Effects of stephanosides C and B and GiA-7 extracted from Gymnema inodorum (GI) tea on gene expressions at the initial stage of 3T3-L1 cell differentiation into adipocytes. The differentiation of 3T3-L1 cells was induced, and the cells were incubated with 100 µM GiA-7, stephanoside C and stephanoside B for 8 days; then, the gene expressions were measured. Values are shown as means ± SD (n = 4). * p < 0.05, ** p < 0.01 and *** p < 0.001 vs. control (ANOVA with post hoc Dunnett tests. ND, not detected).

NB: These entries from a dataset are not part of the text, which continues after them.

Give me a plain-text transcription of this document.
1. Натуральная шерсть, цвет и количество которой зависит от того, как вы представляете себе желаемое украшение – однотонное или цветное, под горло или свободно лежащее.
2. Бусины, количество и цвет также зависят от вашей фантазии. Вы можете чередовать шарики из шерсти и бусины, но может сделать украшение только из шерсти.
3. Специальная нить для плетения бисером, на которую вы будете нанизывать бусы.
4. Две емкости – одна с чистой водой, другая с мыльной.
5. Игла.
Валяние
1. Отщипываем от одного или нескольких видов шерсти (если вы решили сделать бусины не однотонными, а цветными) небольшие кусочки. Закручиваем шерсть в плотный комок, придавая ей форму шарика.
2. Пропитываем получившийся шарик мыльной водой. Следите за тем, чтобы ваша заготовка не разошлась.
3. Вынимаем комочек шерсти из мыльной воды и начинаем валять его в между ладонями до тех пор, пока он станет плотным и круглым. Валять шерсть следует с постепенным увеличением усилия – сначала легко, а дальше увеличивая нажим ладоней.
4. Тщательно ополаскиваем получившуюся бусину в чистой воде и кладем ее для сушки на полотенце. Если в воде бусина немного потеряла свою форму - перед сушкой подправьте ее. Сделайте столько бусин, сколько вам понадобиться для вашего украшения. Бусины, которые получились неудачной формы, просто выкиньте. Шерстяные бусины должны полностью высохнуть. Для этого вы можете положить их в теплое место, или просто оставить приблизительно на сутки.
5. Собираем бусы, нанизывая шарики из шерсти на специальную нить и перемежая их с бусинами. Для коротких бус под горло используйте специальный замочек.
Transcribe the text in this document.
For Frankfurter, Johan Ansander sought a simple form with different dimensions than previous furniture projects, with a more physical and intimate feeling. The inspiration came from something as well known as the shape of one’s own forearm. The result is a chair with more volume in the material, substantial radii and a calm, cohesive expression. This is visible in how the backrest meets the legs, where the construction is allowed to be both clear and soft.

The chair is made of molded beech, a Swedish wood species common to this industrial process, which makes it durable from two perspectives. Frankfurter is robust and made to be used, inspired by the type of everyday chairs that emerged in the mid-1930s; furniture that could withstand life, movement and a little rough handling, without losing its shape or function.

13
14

Gymnemic acid extracted from the leaves of Gymnema sylvestre comprises a mixture of triterpene glycosides that can reduce glucose levels and inhibit glucose absorption [36,37,38]. The aqueous extract of Gymnema sylvestre induces insulin secretion in MIN6 cells [39]. One study found that GiA-7 from GI leaves inhibits glucose absorption in the isolated intestinal tract and suppresses blood glucose in rats [6]. However, we found here that GiA-7 purified from gymnemic acid extracted from GI tea inhibited 3T3-L1 cell differentiation into adipocytes. Stephanoside C and stephanoside B isolated from the stems of Stephanotis lutchuensis var. japonica and Gongronema nepalense have ant-malarial activity [21,40]. This is the first report of stephanoside C and stephanoside B isolated from Gymnema inodorum inhibiting 3T3-L1 cell differentiation into adipocytes. As mentioned before, obesity is characterized at the cellular level as being differentiated from preadipocytes. GiA-7, Stephanoside C and stephanoside B present in GI tea inhibited preadipocyte differentiation by suppressing the Pparγ-dependent mechanisms. These findings suggest that consuming GI tea could play a role in the prevention of obesity.

4. Conclusions

Gymnema inodorum tea has been widely applied in Thailand to control high blood glucose. Here, we screened the ability of gymnemic acids extracted from GI tea to inhibit 3T3-L1 cell differentiation into adipocytes. We isolated and purified GiA-7, stephanoside C and stephanoside B from GI tea using column chromatography and C18 HPLC, respectively, then confirmed them using NMR and mass spectrometry. All three compounds inhibited 3T3-L1 cell differentiation into adipocytes. Moreover, we determined that these compounds inhibited the early stage of adipogenesis by suppressing the Lipin-1, Pparγ, Cebpα, Fasn, Cd36 and Fabp4 genes that are associated with adipogenesis. However, only GiA-7 induced Ucp1 and Pgc1α, suggesting that GiA-7 enhances mitochondrial activity and beige-like adipocytes among 3T3-L1 preadipocytes. Our findings suggest that the GiA-7, stephanoside C and stephanoside B from GI tea could help to prevent obesity.

5. Patents

Papawee Saiki and Yasuhiro Kawano, the methods of inhibiting fat synthesis, fat synthesis inhibitors and food and drink for suppressing fat synthesis, JP patent 2019-218481.